Mechanisms of arterial myoendothelial feedback: regulation of eNOS and role of connexins - Project Summary/Abstract
Artery contraction, induced by sympathetic stimulation or adrenergic agonists, provokes a negative feedback
response mediated by the endothelium that attenuates the contraction, called myoendothelial feedback. This
feedback may serve to counteract excessive sympathetic stimulation which can occur in metabolic syndrome,
hypertension, or heart failure. The mechanism of myoendothelial feedback begins with smooth muscle-generated IP3 passing through gap junction channels that connect the smooth muscle and endothelial cells
(termed: myoendothelial gap junctions) and stimulating IP3 receptors on the nearby sarcoplasmic reticulum
(SR) of endothelial cells. This leads to SR release of calcium, which results in eNOS activation and nitric oxide
(NO∙) production, and stimulation of Ca++
-activated potassium (IKCa) channels, which hyperpolarizes
endothelial cells, then smooth muscle cells via conduction. Both NO∙ and conducted hyperpolarization cause
smooth muscle relaxation. While elevated endothelial calcium activates eNOS, we found in a previous study
that eNOS is phosphorylated on Ser 1176, which also increases eNOS activity (Looft-Wilson et al., Vascul.

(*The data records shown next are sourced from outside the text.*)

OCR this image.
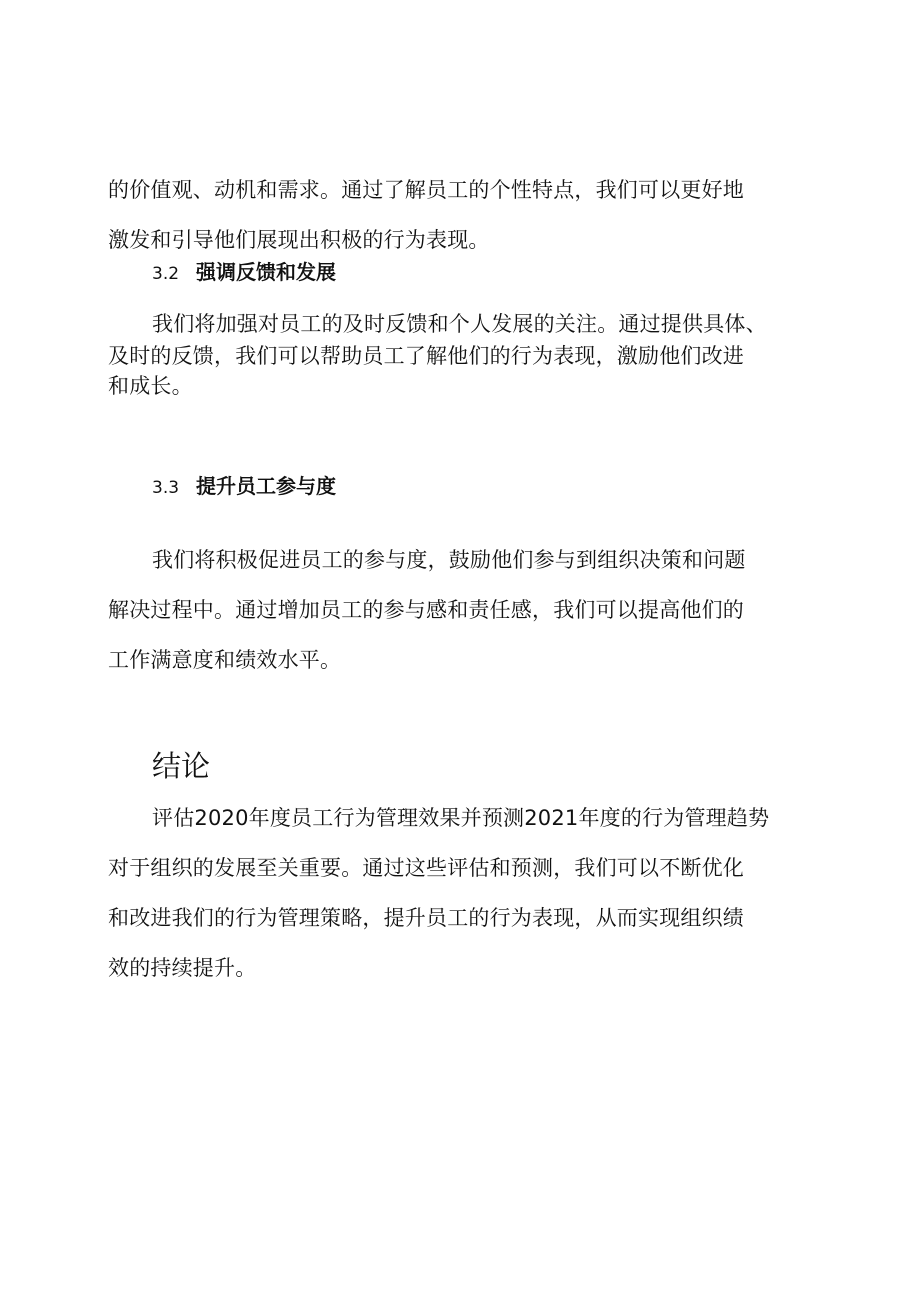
的价值观、动机和需求。通过了解员工的个性特点，我们可以更好地
激发和引导他们展现出积极的行为表现。
3.2 强调反馈和发展
我们将加强对员工的及时反馈和个人发展的关注。通过提供具体、
及时的反馈，我们可以帮助员工了解他们的行为表现，激励他们改进
和成长。
3.3 提升员工参与度
我们将积极促进员工的参与度，鼓励他们参与到组织决策和问题
解决过程中。通过增加员工的参与感和责任感，我们可以提高他们的
工作满意度和绩效水平。
结论
评估2020年度员工行为管理效果并预测2021年度的行为管理趋势
对于组织的发展至关重要。通过这些评估和预测，我们可以不断优化
和改进我们的行为管理策略，提升员工的行为表现，从而实现组织绩
效的持续提升。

Pharmacol. 58:112-7, 2013]. Given what is known about the myoendothelial feedback pathway, the
mechanism for eNOS phosphorylation is not obvious, and it is, therefore, the goal of this study to uncover this
pathway. We seek to identify the kinase/s (akt, AMPK, PKA, and/or CAMKII) responsible for phosphorylating
eNOS (at S1176, as well as S632, S614, and T494), and the signaling events involved (IKCa and TRPV4
channels) during myoendothelial feedback by using pharmacological blockade and immunoblotting (with near-infrared signal detection) and by measuring the functional response, including diameter and NO∙ levels (using
isolated artery pressure myography and NO∙ electrode), in intact arteries. To determine how relevant
myoendothelial feedback is under in vivo levels of blood flow, we will measure the relative contribution of flow
and sympathetic stimulation to eNOS activation in isolated arteries with nerve stimulation and luminal flow.
Finally, we will determine which gap junction proteins (Cx43, Cx40, Cx37) are involved in myoendothelial
communication using siRNA treatment of isolated arteries in culture. This study will answer important
questions about the mechanism of this vascular signaling pathway essential for regulating arterial diameter and
pressure, and for opposing excessive constriction with sympathetic hyperactivity. This project will also expose
exceptional undergraduates to basic physiological research, including hands-on experience with both
commonly used biochemical techniques (immunoblotting) and advanced physiological measurements (isolated
arterial myography and culture, nerve stimulation). The goal will be for each student to complete an individual
project, construct a poster to present at Experimental Biology, and contribute to a published manuscript. My
laboratory has a strong track record for this model of student training and achievement.